Тут прокурор принужден был сделать небольшую паузу, так как в публике послышалось движение и глаза многих обратились на золотоволосую девушку, сидевшую с низко склоненной головой.
– Но и по отношению к пострадавшему, – продолжал прокурор, чувствуя, что речь его производит впечатление, – я оставляю освещение этого вопроса гражданскому истцу, так как психология ближе ему, как писателю, а интимная сторона – как товарищу потерпевшего.

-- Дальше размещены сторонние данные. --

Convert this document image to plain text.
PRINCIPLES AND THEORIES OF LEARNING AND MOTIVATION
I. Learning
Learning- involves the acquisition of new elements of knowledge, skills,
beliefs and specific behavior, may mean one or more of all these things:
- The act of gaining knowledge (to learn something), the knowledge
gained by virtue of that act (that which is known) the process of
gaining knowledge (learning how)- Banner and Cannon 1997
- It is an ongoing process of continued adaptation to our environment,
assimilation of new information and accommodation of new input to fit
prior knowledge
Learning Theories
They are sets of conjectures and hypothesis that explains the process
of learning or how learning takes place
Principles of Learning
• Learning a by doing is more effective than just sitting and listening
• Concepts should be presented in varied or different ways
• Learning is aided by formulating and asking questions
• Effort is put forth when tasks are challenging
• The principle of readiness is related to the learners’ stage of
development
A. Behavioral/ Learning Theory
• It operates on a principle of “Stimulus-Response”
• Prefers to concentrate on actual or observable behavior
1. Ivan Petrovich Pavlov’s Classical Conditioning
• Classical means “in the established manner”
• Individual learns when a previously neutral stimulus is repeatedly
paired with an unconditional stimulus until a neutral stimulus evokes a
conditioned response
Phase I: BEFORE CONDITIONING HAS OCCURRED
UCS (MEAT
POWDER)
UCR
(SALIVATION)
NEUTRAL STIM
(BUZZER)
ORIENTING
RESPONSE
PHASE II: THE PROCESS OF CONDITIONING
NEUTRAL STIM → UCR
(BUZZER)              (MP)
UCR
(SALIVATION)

Обвиняемая отказалась от защитника. О, я вполне понимаю ее и вижу здесь один из искусных маневров той хитрости, которая руководила ею и в борьбе за присваиваемые себе права не только на любовь, но и на личность человека, нужного ей, допускаю даже, любимого. Тут есть прямой расчет обезоружить противников, а противниками являемся мы все и особенно вы, господа присяжные. Вот, мол, как я кротка: безоружная выхожу я, чтобы защитить себя. Это после-то серной кислоты, которую она в перчатках принесла из аптеки, купив ни больше, ни меньше того, что необходимо было для совершения злодейства. Но этим нарочитым смирением вряд ли можно обмануть кого-либо. И вы, господа присяжные, не могли не заметить в ее речи того яда, за которым обвиняемой не нужно ходить в аптеку, чтобы в данную минуту он явился у нее на языке. Но брызги этого яда не могли на этот раз долететь до глаз тех, кому они предназначались.
Сомневаюсь, чтобы на это единственное в ее устах средство самозащиты решился какой-нибудь адвокат. Но обвиняемой нечего бояться подобных мелочей после того, что совершено.
– Еще два слова: у госпожи Зеленко, – прокурор в первый раз назвал ее фамилию, как бы показывая этим, что на этот раз должен сделать исключение, считаясь с человеческим достоинством преступницы там, где речь касается ее, как матери, – у госпожи Зеленко двое детей от первого ее брака, и она очень искусно упомянула о них в последних своих словах. Но, господа...
Прокурор вытянулся в одно и то же время и вверх и вперед и простер к присяжным обе руки, как будто хотел нырнуть в глубину.
– Пожалейте этих несчастных детей, не возвращайте им мать, которая утратит в их глазах всякое право на это священное имя, когда они сознательно отнесутся к ее прошлому, к ее неописуемому злодеянию, творя которое она не хотела знать и помнить о них.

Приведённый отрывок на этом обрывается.